К. Уилсон - Пурпурные крылья
— Ты близка со своей матерью?
— О, да. Время от времени мы ссоримся из-за пустяков, но мы женщины и для нас, — я слышала, — это нормально. А у тебя есть братья или сестры?
— Нет, я являюсь единственным ребенком.
— Наверное, тебе одиноко?
— Какое-то время так и было. Еще вина?
— Да, спасибо, — Таня откашлялась: — А что у тебя за вино?
— Специальный коктейль.
— Ты пьешь особый коктейль?
— Да, как видишь.
— Алек, а какое у тебя было детство?
Воспоминания о молодости вызвали у него улыбку:
— Я уйму времени потратил на переезды от своих родителей к бабушке с дедом и обратно.
— Они баловали тебя?
— В какой-то мере.

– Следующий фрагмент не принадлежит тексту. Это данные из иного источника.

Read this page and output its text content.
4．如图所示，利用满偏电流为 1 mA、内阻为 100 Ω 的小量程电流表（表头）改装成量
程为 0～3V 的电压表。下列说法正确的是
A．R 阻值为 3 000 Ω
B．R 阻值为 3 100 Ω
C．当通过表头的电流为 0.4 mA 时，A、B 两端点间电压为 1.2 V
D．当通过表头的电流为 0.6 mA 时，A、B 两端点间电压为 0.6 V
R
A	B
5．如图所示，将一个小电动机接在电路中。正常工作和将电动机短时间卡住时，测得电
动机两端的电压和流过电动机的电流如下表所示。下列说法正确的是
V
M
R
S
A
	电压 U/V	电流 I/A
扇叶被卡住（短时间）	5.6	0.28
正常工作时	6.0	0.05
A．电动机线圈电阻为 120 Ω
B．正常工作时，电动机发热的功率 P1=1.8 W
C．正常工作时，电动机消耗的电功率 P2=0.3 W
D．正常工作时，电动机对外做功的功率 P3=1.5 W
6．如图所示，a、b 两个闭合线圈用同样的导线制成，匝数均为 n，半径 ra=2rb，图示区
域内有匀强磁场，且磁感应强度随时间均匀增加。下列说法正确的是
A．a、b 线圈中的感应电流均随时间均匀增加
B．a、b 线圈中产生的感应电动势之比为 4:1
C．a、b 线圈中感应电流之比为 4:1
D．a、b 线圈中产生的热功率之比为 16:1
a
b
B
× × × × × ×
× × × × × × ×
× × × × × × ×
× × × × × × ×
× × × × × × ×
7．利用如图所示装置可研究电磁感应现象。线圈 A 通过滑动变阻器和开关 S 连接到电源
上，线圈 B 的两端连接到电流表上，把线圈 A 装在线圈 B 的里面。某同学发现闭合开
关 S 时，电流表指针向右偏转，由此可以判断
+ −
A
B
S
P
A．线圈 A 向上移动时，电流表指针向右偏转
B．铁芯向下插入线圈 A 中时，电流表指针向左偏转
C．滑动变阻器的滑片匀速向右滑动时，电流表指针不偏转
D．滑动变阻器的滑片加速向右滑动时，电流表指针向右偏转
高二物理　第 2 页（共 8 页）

Если я начинал корчить из себя большого барина, то они быстренько водворяли меня на путь истинный.
— С кем ты был близок?
— Я был близок с дедом.
— Каким он был?
— Он был хорошим, сложным, здравомыслящим, справедливым, любящим и безжалостным. Он научил меня сражаться.
— Он научил тебя сражаться? — Таня покачала головой, обдумывая услышанное. — Какому виду борьбе?
— Сражение на мечах и рукопашная схватка.
Она усмехнулась:
— И никакого каратэ?
Алек фыркнул от смеха:
— Нет, мы не вникали в суть Кун-фу или Джиу-джитсу. Я изучил старую, добрую, и не омраченную излишними принципами, борьбу викингов.
— Викинг. В это так трудно поверить.
— Знаю, что это звучит неправдоподобно. Не переживай, я не собираюсь тут же заставлять тебя принять все это, как должное.
— Какая я была в те времена?
— Ты была похожа на саму себя, как и сейчас у тебя были все те же выступающие скулы и миндалевидные глаза, окаймленные длинными ресницами. Однако твоя кожа была гораздо темнее, а волосы длиннее и непослушнее, и свободно ниспадали на плечи. Опять-таки, ты не всегда была потомком африканцев.
— Правда?
— Правда.
— А твой облик никогда не менялся?
— Я никогда не умирал. На мой взгляд, это к лучшему, что ты помнишь лишь то, что ты пережила и кем являешься в действительности.
— Почему?
— Я не хочу влиять на твои воспоминания. — Он хотел сменить тему разговора и узнать человека, которым она была сейчас: от обыденного к особенному.
— Почему тебе так нравится «Бургерама»?
— Это место, как рай земной. Тебе знакомо выражение: «Ваши артерии закупорятся, однако же, ваш дух воспарит»?
— Да.
— Это истина, но кого это волнует? Как только тот сырный соус начнет стекать по вашему подбородку — все, с этого момента вы «на крючке».
Алек слушал ее повествование о любимом гамбургере, получая удовлетворение от звука ее голоса, наполняющего его тело. Слушать ее рассуждения было не просто приятно, для него это было жизненно важно. Звук ее голоса даровал успокоение, его сердце уже не билось как раньше в бешеном ритме, ему подвернулся удобный случай узнать ее получше. Ему уже представлялся такой случай, когда она оправлялась от ран под крышей его дома. Но то была иная Таня, да и обстоятельства тоже были другими. Таня, сидевшая перед ним сейчас, выглядела соблазнительной, расслабленной и жизнерадостной.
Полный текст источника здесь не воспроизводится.